Fluoride binding to the calcium ATPase of sarcoplasmic reticulum converts its transport sites to a low affinity, lumen-facing form.

The sarcoplasmic reticulum CaATPase forms an inactive complex with fluoride (CaATPase-F), which in the absence of calcium reactivates very slowly (t1/2 approximately 40 h at 25 degrees C). Reactivation is greatly accelerated (greater than 10(3)) by calcium in the millimolar range provided it has access to luminal sites of the enzyme. Measurement of the calcium concentration dependence of the reactivation rate constant revealed a saturable effect with a midpoint of about 12 mM calcium. These results show that an effect other than phosphorylation can produce a greater than 10(3)-fold affinity decrease and reorientation of the calcium transport sites. At a fixed calcium concentration, reactivation became faster with increasing pH (pKa greater than 8), suggesting competition between Ca2+ and H+ for transport sites.

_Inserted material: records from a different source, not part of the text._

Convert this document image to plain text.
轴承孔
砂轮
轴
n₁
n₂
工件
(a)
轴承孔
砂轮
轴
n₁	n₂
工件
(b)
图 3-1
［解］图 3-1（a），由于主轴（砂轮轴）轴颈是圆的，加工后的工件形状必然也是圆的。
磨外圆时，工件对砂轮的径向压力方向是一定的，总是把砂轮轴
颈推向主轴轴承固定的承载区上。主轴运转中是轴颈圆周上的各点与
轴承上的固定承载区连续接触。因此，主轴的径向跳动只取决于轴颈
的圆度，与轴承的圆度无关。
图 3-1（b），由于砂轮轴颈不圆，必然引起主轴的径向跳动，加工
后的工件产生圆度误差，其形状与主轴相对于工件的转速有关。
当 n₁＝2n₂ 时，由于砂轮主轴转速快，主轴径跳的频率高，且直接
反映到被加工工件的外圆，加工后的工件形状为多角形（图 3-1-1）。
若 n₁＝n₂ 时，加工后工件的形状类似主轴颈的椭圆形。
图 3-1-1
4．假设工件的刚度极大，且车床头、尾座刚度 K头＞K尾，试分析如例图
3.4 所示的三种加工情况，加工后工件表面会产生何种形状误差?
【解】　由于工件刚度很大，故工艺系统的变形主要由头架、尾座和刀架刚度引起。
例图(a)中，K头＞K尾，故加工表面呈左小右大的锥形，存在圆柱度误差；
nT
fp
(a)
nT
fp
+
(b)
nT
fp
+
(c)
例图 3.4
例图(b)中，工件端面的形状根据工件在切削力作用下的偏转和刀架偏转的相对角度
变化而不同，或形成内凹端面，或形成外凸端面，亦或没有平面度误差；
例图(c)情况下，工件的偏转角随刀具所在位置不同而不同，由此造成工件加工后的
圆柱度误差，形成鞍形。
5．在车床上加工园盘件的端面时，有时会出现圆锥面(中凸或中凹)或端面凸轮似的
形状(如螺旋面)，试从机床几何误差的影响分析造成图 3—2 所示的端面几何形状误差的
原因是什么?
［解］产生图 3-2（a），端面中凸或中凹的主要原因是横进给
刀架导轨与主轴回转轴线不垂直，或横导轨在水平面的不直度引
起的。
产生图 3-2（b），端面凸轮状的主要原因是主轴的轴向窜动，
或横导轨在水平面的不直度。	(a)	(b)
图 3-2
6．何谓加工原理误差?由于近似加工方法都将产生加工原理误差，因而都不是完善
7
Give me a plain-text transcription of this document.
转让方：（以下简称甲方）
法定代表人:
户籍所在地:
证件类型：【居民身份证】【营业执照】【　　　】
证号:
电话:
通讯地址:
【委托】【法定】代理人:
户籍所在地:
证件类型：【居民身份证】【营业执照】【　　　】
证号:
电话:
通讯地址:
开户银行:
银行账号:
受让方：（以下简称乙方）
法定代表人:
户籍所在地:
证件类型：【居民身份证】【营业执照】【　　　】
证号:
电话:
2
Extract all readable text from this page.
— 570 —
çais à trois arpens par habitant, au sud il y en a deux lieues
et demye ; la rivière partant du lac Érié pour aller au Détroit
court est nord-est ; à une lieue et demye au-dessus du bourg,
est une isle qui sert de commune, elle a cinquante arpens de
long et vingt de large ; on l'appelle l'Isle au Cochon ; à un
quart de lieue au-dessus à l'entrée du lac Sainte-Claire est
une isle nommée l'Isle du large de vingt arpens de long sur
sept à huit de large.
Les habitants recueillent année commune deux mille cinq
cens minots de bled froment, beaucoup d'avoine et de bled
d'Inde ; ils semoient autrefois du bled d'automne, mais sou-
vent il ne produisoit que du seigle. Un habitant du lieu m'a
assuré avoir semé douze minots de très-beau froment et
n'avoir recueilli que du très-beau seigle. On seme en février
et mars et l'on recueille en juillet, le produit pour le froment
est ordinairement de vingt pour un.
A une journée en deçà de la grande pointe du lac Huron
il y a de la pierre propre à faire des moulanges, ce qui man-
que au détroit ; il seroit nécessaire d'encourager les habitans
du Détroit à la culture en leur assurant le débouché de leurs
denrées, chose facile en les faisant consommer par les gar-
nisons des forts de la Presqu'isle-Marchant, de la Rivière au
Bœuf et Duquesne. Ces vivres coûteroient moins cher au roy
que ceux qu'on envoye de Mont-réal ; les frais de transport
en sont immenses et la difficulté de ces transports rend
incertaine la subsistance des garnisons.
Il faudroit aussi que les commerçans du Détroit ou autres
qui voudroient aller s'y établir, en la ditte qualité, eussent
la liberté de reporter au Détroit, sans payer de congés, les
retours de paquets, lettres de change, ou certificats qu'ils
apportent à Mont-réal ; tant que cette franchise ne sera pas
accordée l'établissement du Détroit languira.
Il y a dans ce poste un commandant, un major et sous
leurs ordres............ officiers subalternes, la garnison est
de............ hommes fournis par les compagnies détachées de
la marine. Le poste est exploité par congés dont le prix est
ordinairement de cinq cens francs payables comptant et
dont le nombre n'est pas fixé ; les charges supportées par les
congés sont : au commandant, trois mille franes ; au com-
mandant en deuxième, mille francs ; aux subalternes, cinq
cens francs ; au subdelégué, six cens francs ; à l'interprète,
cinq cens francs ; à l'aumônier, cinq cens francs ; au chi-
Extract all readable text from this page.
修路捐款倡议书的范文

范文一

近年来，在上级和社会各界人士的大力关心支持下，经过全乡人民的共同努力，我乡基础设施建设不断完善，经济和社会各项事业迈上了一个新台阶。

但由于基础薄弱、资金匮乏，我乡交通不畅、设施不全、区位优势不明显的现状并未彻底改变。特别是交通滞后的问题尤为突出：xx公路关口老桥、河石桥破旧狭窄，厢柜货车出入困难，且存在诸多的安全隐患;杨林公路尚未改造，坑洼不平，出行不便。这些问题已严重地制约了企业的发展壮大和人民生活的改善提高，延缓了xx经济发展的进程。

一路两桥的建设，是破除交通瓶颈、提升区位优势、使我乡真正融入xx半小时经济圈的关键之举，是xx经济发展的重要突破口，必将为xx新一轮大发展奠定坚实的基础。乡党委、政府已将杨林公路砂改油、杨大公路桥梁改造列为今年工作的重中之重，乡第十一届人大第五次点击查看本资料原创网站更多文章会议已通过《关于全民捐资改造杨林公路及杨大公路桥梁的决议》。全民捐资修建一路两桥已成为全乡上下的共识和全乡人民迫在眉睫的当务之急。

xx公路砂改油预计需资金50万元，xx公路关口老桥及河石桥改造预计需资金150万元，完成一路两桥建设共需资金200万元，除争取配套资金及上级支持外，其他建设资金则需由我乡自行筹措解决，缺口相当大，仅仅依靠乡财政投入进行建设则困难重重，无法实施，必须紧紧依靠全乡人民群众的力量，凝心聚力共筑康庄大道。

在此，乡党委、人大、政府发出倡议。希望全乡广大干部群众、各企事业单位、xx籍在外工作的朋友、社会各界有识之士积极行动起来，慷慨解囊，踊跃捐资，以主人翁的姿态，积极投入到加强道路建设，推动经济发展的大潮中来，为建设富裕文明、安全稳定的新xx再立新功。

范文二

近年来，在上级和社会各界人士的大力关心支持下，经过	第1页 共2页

CaATPase-F lacked the ability to bind calcium with high affinity or to form phosphorylated enzyme intermediate from Pi; it bound adenyl-5'-yl methylenediphosphonate more than 10-fold less strongly than control CaATPase, had numerous sulfhydryl groups with significantly different reactivity, and was notably less susceptible (more than 10-fold) to thermal inactivation compared with control Ca-ATPase. These results suggest that formation of Ca-ATPase-F involves significant structural changes.